Final Fantasy XII, último disco da série a nascer na PlayStation 2, ferveu a fórmula num caldeirão de críticas e dúvida. Enquanto os consumidores choravam por justiça aos RPG mais conservadores, entupidos em batalhas aleatórias e combates por turnos, a Square-Enix pensou numa renovação controversa. FFXII promovia o combate em campo aberto, num sistema de batalha híbrido e original. Longe da acção visceral doutros títulos pintados a vermelho sangue, a equipa de Yasumi Matsuno (Vagrant Story) imaginou uma mecânica fluída, quase orgânica, onde a interacção com os inimigos era exclusiva ao mapa de navegação em Ivalice, o palco onde se desenvolve a trama de FFXII. A simbiose perfeita entre ideias do passado e conceitos renovadores potenciou a competência técnica da obra, emprestando sentido e nova direcção a uma série que parecia estagnada, alheia ao tempo e ambiente em que respirava. Caro leitor, saiba que ainda hoje interpreto o motor de combate de FFXII como o pico criativo de muitas mentes envolvidas no projecto, e símbolo máximo da evolução ambiciosa mas tributária duma das maiores aventuras digitais do nosso tempo. A raiva de muitos espelha, sobretudo, irracionalidade e pouco poder de análise perante um enorme feito artístico e técnico.

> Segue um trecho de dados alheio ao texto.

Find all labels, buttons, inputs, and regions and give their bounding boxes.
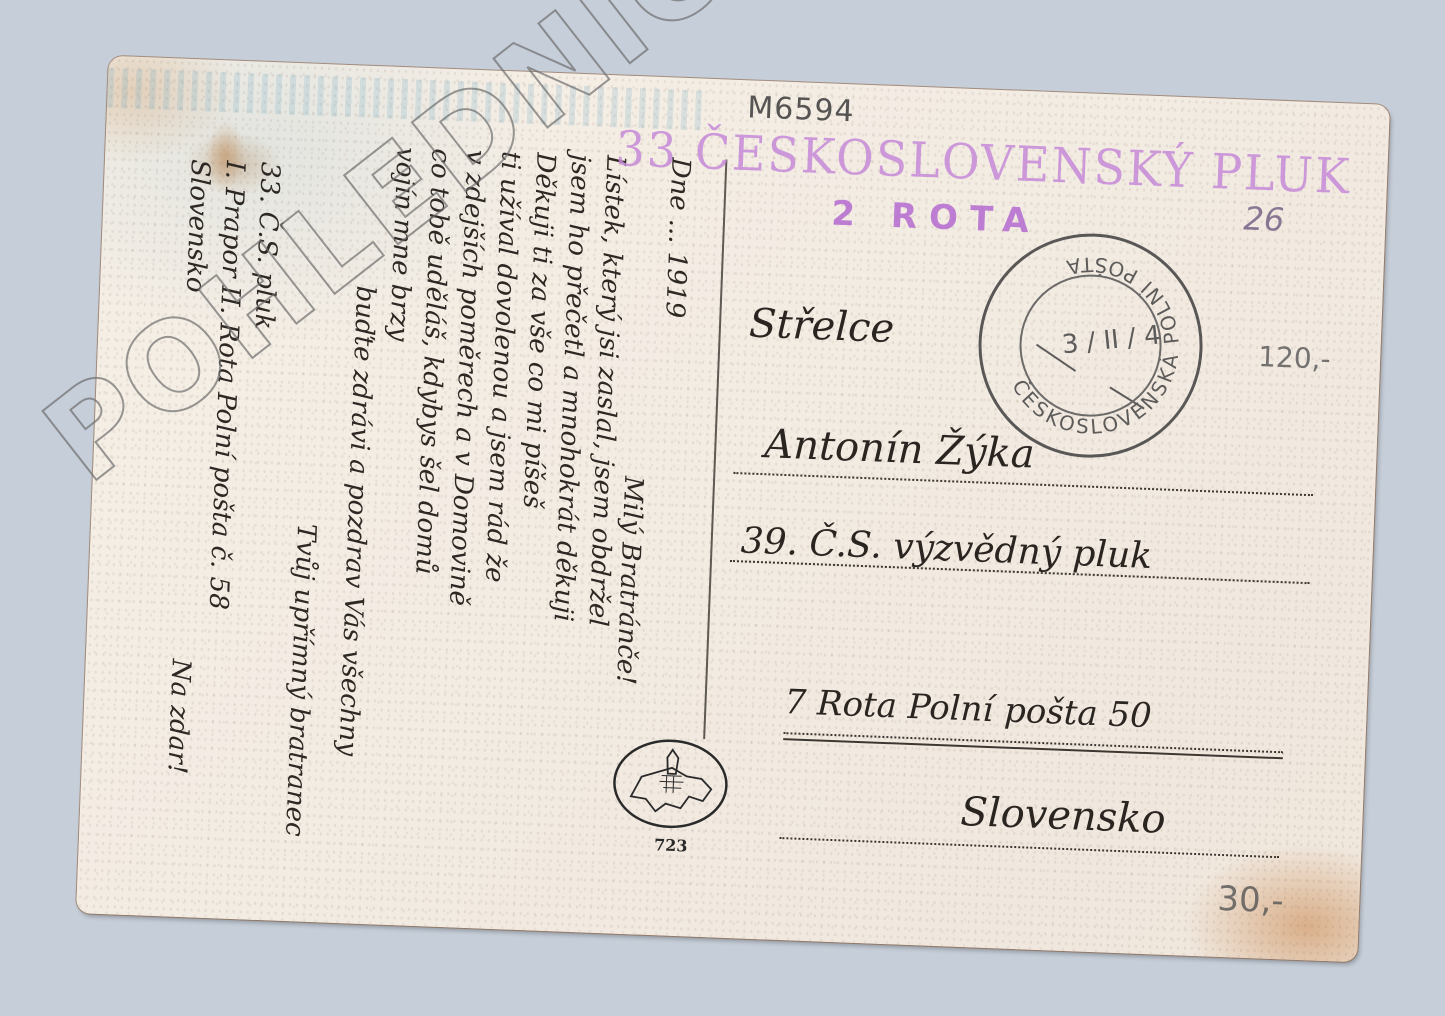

Realço ainda a extraordinária dobragem ocidental, realizada por actores com sotaque das ilhas britânicas, que impõe um poderoso soco emocional a cada linha de diálogo. Mesmo admitindo a frieza narrativa dos guionistas de serviço, Miwa Shoda (Legend of Mana) e Daisuke Watanabe (Kingdom Hearts), o enredo político e racional da obra ofereceu outras camadas de interesse às histórias de Final Fantasy, atraindo novos entusiastas e afastando os que pediam mais um conto romântico. Numa lenda de guerra e conspiração, os artistas de caneta em punho brindaram o mundo com personagens absolutamente memoráveis; não me esquecerei do pirata Balthier tão cedo! Adjacente a toda esta competência na produção de FFXII, o exclusivo PlayStation 2 pintou ecrãs com uma altíssima sensibilidade artística. Qual canto do cisne, a atenção ao detalhe, texturas e cor notáveis, modelagem incrível e imaginação delirante, contribuíram para banhar FFXII em ouro estético. O décimo segundo capítulo de Final Fantasy será o quadro mais bonito na galeria PS2.

Final Fantasy XII é uma pérola brilhante, um grito artístico inesquecível que justifica a entrada nesta lista de emoções. Ao leitor mais relutante, que vive preso à mecânica de outrora, talvez seja tempo de abraçar o melhor de Ivalice.